What is situated learning? What a great question.
Situated learning is an instructional approach developed by Jean Lave and Etienne Wenger in the early 1990s, and follows the work of Dewey, Vygotsky, and others (Clancey, 1995) who claim that students are more inclined to learn by actively participating in the learning experience. Situated learning essentially is a matter of creating meaning from the real activities of daily living. Whaaaaat?
So basically it is learning in context, during everyday life, learning by doing, while doing.
Examples of situated learning:
  •  Field trips where students actively participate in an unfamiliar environment
  • Cooperative education and internship experiences in which students are immersed and physically active in an actual work environment
  • Music and sports (physical education) practice which replicate actual setting of these events, e.g., orchestras, studios, training facilities
  • Laboratories and child-care centers used as classrooms in which students are involved in activities which replicate actual work settings
Typically classroom learning is in contrast with situated learning. We teach our students concepts and expect them to later apply them to real world situations.

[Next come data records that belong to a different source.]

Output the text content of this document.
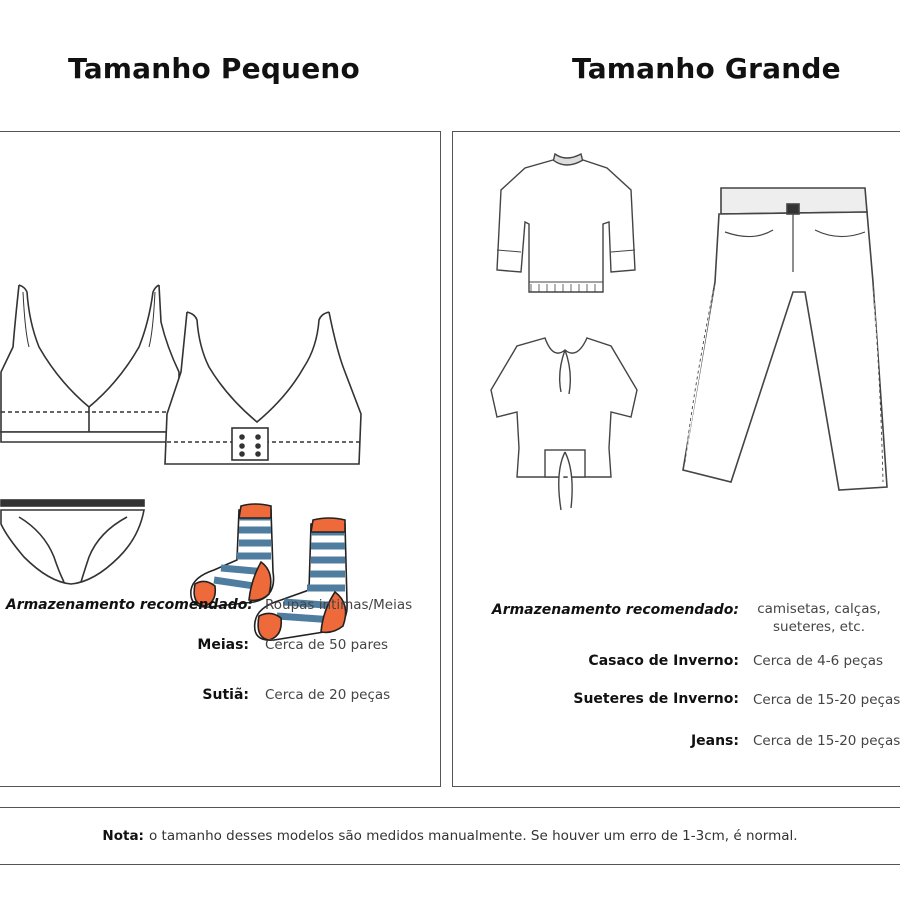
Tamanho Pequeno	Tamanho Grande
Armazenamento recomendado: Roupas intimas/Meias
Meias: Cerca de 50 pares
Sutiã: Cerca de 20 peças
Armazenamento recomendado:	camisetas, calças,
sueteres, etc.
Casaco de Inverno: Cerca de 4-6 peças
Sueteres de Inverno: Cerca de 15-20 peças
Jeans: Cerca de 15-20 peças
Nota: o tamanho desses modelos são medidos manualmente. Se houver um erro de 1-3cm, é normal.
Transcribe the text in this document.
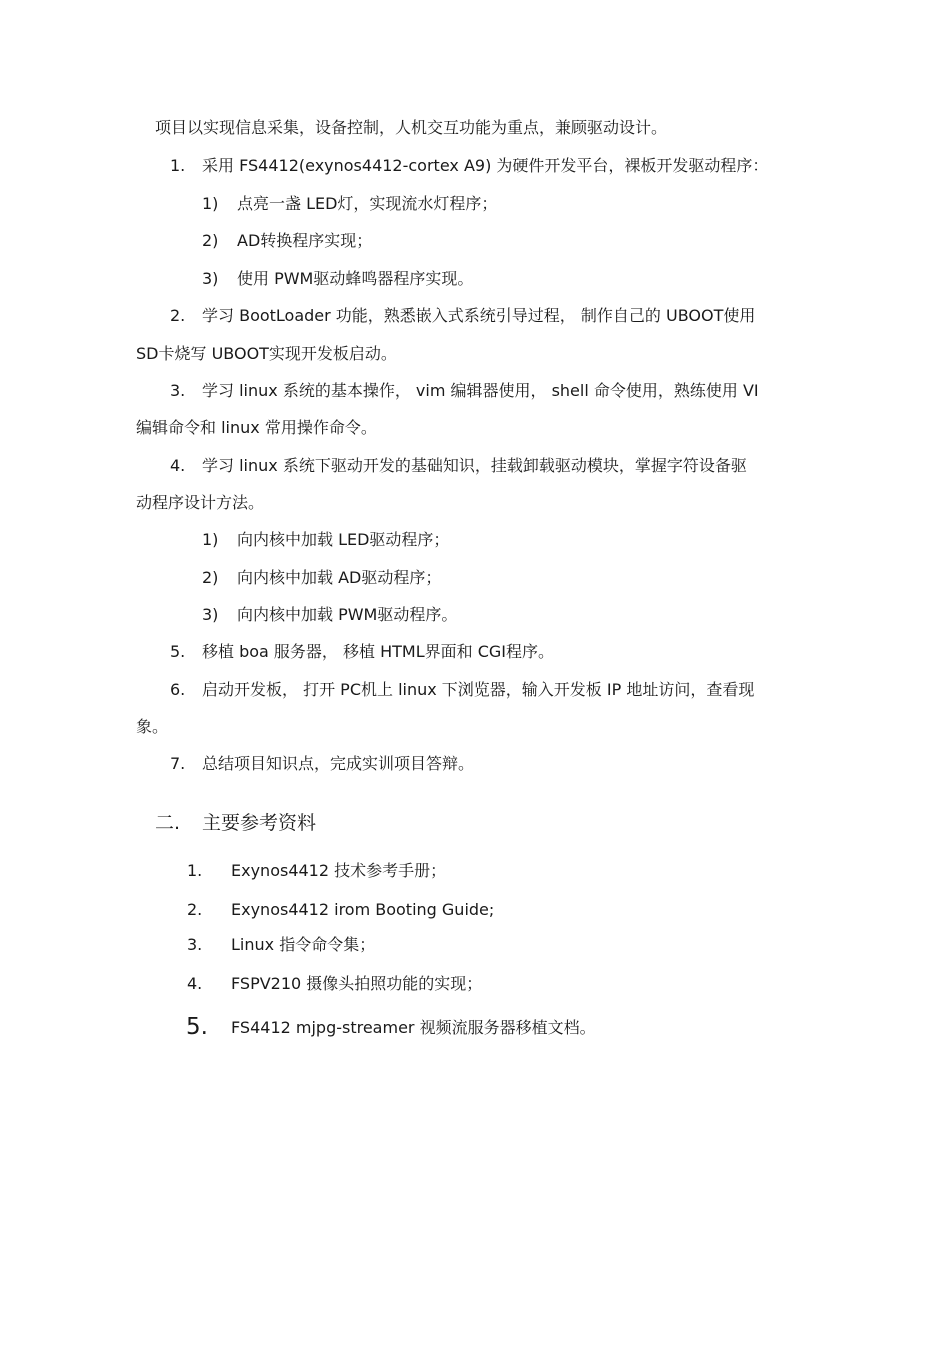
项目以实现信息采集，设备控制，人机交互功能为重点，兼顾驱动设计。
1. 采用 FS4412(exynos4412-cortex A9) 为硬件开发平台，裸板开发驱动程序：
1) 点亮一盏 LED灯，实现流水灯程序；
2) AD转换程序实现；
3) 使用 PWM驱动蜂鸣器程序实现。
2. 学习 BootLoader 功能，熟悉嵌入式系统引导过程， 制作自己的 UBOOT使用
SD卡烧写 UBOOT实现开发板启动。
3. 学习 linux 系统的基本操作， vim 编辑器使用， shell 命令使用，熟练使用 VI
编辑命令和 linux 常用操作命令。
4. 学习 linux 系统下驱动开发的基础知识，挂载卸载驱动模块，掌握字符设备驱
动程序设计方法。
1) 向内核中加载 LED驱动程序；
2) 向内核中加载 AD驱动程序；
3) 向内核中加载 PWM驱动程序。
5. 移植 boa 服务器， 移植 HTML界面和 CGI程序。
6. 启动开发板， 打开 PC机上 linux 下浏览器，输入开发板 IP 地址访问，查看现
象。
7. 总结项目知识点，完成实训项目答辩。
二. 主要参考资料
1. Exynos4412 技术参考手册；
2. Exynos4412 irom Booting Guide;
3. Linux 指令命令集；
4. FSPV210 摄像头拍照功能的实现；
5. FS4412 mjpg-streamer 视频流服务器移植文档。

The student is “situated” in the learning experience and knowledge acquisition becomes a part of the learning activity, its context, and the “culture in which it is developed and used” (Oregon Technology in Education Council, 2007). Students form or “construct” their own knowledge from experiences they bring to the learning situation; the success of situated learning experiences relies on social interaction and kinesthetic activity.
Situated learning environments place students in authentic learning situations where they are actively immersed in an activity while using problem-solving (critical thinking) skills. You can use cooperative learning and problem based learning to support situated learning.
References
Alexander, P. (2006). Handbook of educational psychology (2nd ed.). Mahwah, N.J.: Erlbaum.